They were one play away from sending the game into overtime but, in some respects, it's a play the Jaguars have been five years away from making.
The Tennessee Titans' surprisingly-narrow 10-3 win today kept the Jaguars winless on the Titans' home turf. The losing streak has reached five straight at The Coliseum, and the Jaguars have now lost nine of the last 11 games between the two teams.
When will they make that play? Will they ever make that play?
If you're looking for hope for better days ahead, pin that hope on a game in which the Jaguars scored several statistical victories. Truth be known, the now 2-8 Jaguars outplayed the now 8-2 Titans, who represent the highest level of the NFL.
"Good, solid effort. Very tough defensive struggle. At the end, we had an opportunity and didn't capitalize on it. Give credit to the Titans for finding a way to win," Jaguars coach Jack Del Rio said.
Here's the way the Titans won:
• With the ball at the Jaguars five-yard line early in the second quarter, Titans quarterback Steve McNair threw well behind wide receiver Justin McCareins on a slant route. McCareins reached back with one hand and tipped the ball into the air. As McCareins lie on the ground, he tipped the ball three more times before catching it.
• The Jaguars faced a fourth-and-goal at the Titans two-yard line with 48 seconds left in regulation. Rookie quarterback Byron Leftwich dropped back to pass and threw quickly in the direction of Kyle Brady and Chris Fuamatu-Ma'afala, both of whom were on the ground.
That was the Titans' formula for victory: Make a play while falling down, while the Jaguars just fell down.
"It's a play that didn't work.

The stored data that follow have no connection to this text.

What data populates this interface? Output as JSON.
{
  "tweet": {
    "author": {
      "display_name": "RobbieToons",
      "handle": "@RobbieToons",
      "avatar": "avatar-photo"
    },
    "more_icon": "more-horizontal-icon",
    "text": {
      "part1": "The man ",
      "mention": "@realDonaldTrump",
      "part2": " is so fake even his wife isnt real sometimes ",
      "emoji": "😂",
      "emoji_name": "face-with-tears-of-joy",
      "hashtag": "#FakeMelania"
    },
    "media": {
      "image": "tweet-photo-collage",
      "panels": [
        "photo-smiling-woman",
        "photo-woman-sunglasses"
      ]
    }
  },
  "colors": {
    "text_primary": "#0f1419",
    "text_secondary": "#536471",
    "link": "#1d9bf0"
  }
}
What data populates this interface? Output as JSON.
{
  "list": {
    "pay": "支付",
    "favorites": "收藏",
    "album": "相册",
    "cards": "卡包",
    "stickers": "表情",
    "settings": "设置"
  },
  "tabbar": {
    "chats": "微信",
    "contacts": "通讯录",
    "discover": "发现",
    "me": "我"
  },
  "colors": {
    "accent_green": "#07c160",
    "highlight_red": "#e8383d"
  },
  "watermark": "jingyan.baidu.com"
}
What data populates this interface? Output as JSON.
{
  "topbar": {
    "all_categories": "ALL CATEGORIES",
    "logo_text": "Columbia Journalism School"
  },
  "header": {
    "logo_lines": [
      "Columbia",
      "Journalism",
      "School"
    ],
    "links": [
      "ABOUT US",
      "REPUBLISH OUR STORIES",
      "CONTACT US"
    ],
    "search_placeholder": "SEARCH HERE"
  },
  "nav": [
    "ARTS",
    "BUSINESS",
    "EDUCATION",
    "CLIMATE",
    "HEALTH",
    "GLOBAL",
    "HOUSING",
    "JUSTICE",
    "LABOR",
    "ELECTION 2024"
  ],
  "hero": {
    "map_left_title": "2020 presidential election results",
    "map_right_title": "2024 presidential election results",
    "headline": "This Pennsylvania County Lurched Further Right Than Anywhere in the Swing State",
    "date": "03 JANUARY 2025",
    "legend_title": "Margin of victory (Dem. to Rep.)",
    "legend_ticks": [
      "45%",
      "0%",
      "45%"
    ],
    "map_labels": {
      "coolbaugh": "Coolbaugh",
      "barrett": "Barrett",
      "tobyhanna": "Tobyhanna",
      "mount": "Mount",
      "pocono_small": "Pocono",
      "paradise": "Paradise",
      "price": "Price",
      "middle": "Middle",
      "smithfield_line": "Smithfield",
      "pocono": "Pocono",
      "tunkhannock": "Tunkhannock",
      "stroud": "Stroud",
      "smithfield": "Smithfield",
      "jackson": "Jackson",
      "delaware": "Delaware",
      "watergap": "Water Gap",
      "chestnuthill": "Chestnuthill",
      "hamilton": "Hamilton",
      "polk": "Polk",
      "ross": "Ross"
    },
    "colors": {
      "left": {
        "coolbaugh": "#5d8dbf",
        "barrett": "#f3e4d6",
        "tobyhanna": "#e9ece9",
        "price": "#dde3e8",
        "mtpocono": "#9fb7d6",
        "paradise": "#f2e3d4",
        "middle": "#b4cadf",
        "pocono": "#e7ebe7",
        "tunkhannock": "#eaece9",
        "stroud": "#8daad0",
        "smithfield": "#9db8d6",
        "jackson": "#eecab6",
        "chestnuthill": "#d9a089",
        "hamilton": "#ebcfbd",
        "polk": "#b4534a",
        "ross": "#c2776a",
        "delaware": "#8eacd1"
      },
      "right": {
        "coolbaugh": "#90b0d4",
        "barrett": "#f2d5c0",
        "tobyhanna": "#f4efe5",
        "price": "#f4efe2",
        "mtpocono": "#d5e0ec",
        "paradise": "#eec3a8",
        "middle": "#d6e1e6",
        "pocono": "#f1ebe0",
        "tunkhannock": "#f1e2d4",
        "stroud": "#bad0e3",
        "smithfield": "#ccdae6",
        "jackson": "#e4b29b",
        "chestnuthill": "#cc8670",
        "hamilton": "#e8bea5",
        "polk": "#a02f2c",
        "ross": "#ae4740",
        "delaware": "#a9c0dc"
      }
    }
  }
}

Tennessee did a great job of defending that play," Leftwich said in a vague recount of the most important play of the game.

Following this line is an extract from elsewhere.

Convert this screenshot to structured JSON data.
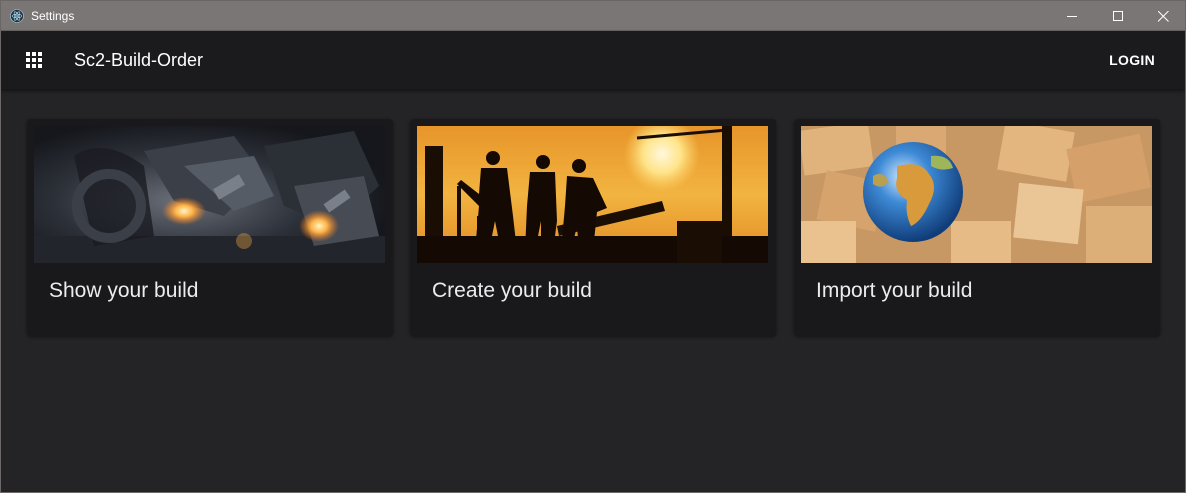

Brady offered a little more of an explanation.
"He had so much pressure in his face that he threw the ball quickly. I turned around and it was by me," Brady said.
Leftwich may have been guilty of throwing the ball too quickly, but, he was also victimized repeatedly by receivers who had slipped on the soggy turf and fallen to the ground.

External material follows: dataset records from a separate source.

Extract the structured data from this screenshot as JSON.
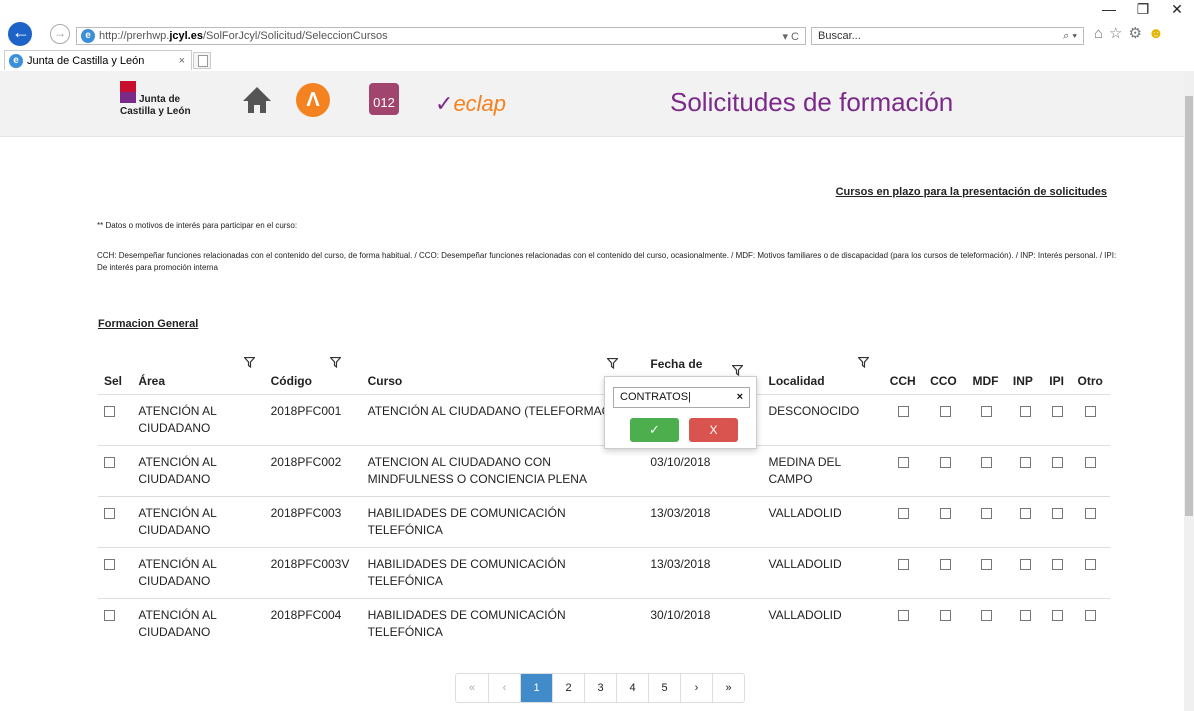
{
  "browser": {
    "url_prefix": "http://prerhwp.",
    "url_host": "jcyl.es",
    "url_path": "/SolForJcyl/Solicitud/SeleccionCursos",
    "addr_tools": "▾ C",
    "search_placeholder": "Buscar...",
    "search_icon": "⌕ ▾",
    "tab_title": "Junta de Castilla y León",
    "tab_close": "×",
    "win_min": "—",
    "win_restore": "❐",
    "win_close": "✕",
    "tool_icons": "⌂☆⚙"
  },
  "header": {
    "logo_line1": "Junta de",
    "logo_line2": "Castilla y León",
    "orange_glyph": "Λ",
    "icon012_label": "012",
    "eclap_prefix": "✓",
    "eclap_label": "eclap",
    "title": "Solicitudes de formación"
  },
  "top_link": "Cursos en plazo para la presentación de solicitudes",
  "notes": {
    "heading": "** Datos o motivos de interés para participar en el curso:",
    "legend": "CCH: Desempeñar funciones relacionadas con el contenido del curso, de forma habitual. / CCO: Desempeñar funciones relacionadas con el contenido del curso, ocasionalmente. / MDF: Motivos familiares o de discapacidad (para los cursos de teleformación). / INP: Interés personal. / IPI: De interés para promoción interna"
  },
  "section_title": "Formacion General",
  "columns": [
    "Sel",
    "Área",
    "Código",
    "Curso",
    "Fecha de",
    "Localidad",
    "CCH",
    "CCO",
    "MDF",
    "INP",
    "IPI",
    "Otro"
  ],
  "rows": [
    {
      "area": "ATENCIÓN AL CIUDADANO",
      "codigo": "2018PFC001",
      "curso": "ATENCIÓN AL CIUDADANO (TELEFORMACIÓN)",
      "fecha": "",
      "localidad": "DESCONOCIDO"
    },
    {
      "area": "ATENCIÓN AL CIUDADANO",
      "codigo": "2018PFC002",
      "curso": "ATENCION AL CIUDADANO CON MINDFULNESS O CONCIENCIA PLENA",
      "fecha": "03/10/2018",
      "localidad": "MEDINA DEL CAMPO"
    },
    {
      "area": "ATENCIÓN AL CIUDADANO",
      "codigo": "2018PFC003",
      "curso": "HABILIDADES DE COMUNICACIÓN TELEFÓNICA",
      "fecha": "13/03/2018",
      "localidad": "VALLADOLID"
    },
    {
      "area": "ATENCIÓN AL CIUDADANO",
      "codigo": "2018PFC003V",
      "curso": "HABILIDADES DE COMUNICACIÓN TELEFÓNICA",
      "fecha": "13/03/2018",
      "localidad": "VALLADOLID"
    },
    {
      "area": "ATENCIÓN AL CIUDADANO",
      "codigo": "2018PFC004",
      "curso": "HABILIDADES DE COMUNICACIÓN TELEFÓNICA",
      "fecha": "30/10/2018",
      "localidad": "VALLADOLID"
    }
  ],
  "filter_popup": {
    "value": "CONTRATOS",
    "clear": "×",
    "ok": "✓",
    "cancel": "X"
  },
  "pager": {
    "first": "«",
    "prev": "‹",
    "pages": [
      "1",
      "2",
      "3",
      "4",
      "5"
    ],
    "active": "1",
    "next": "›",
    "last": "»"
  },
  "colors": {
    "title_purple": "#7b2a8a",
    "pager_active": "#428bca",
    "ok_green": "#4cae4c",
    "cancel_red": "#d9534f"
  }
}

"We just didn't make plays when we needed to make plays. I apologized to the defense. They stopped the MVP of the NFL and we didn't do our part," wide receiver Troy Edwards said.
The Jaguars defense held quarterback Steve McNair to just 13 completions in 25 pass attempts, for a mere 166 yards, one touchdown and a 69.8 passer rating. The Jaguars defense also intercepted McNair once and sacked him twice, and forced and recovered two Titans fumbles.
That left the Jaguars at plus-one in sacks and plus-two in turnovers. Normally, that would spell victory, but not today because the Jaguars just couldn't make that one more play.
"I think we did some really good things up front. We were able to run the ball and give Byron time (to throw)," offensive tackle Maurice Williams said.
Star running back Fred Taylor appeared to be headed for a second straight 100-yard game, but that came to a halt in the third quarter when Taylor appeared to have injured his right knee when his leg was bent under him as he was tackled out of bounds. As a result, Taylor was not in the game during the Jaguars' final drive.
"I bent my leg back pretty good. It started getting sore at the end. Then I took a shot on the other leg. I could've been in there, but I don't know if I would've been as effective as those other guys," Taylor said.
His replacement, rookie LaBrandon Toefield made a key pass reception that took the ball down to the Titans three-yard line.
Del Rio did not rush to Leftwich's defense when Del Rio was asked to describe what happened on the Jaguars' final play. "There were options available and guys open. We just missed them. They made the play to win," Del Rio said.
Leftwich suffered a dismal statistical performance. He was 15 of 31 for 151 yards and two interceptions that left him with a 35.8 passer rating. One of his interceptions was the result of having his right arm hit by defensive tackle Robaire Smith as Leftwich released a pass. The other interception could be blamed on Brady having fallen to the ground.
Defensive end Hugh Douglas came to life, registering one-and-a-half sacks and forcing a fumble defensive tackle John Henderson recovered.
The Jaguars defense's greatest accomplishment was its ability to stand firm when the Titans got into scoring territory. That occurred five times in the game. The Titans settled for a field goal on one drive to the Jaguars' 15-yard line, then had drives to the Jaguars' nine and 18-yard lines spoiled by fumbles. The Jaguars also held on downs at their 35, and Gary Anderson missed a long field goal try after the Titans had reached the Jaguars' 30-yard line.
Titans coach Jeff Fisher executed a very aggressive gameplan. After the Titans gained possession at the Jaguars' 36-yard line, Fisher had McNair attempt a pass into the end zone on the Titans' first play of the game. That pass was intercepted by Jaguars rookie cornerback Rashean Mathis.
Fisher also attempted a fake-punt play that failed and a successful long pass from McNair to Derrick Mason on a third-and-one play. But it wasn't daring that won for the Titans. It was their time-honored homefield advantage that did it, again.
"We happen to have two of the better teams in the league in our division. I don't see any reason to think we don't belong," Del Rio said.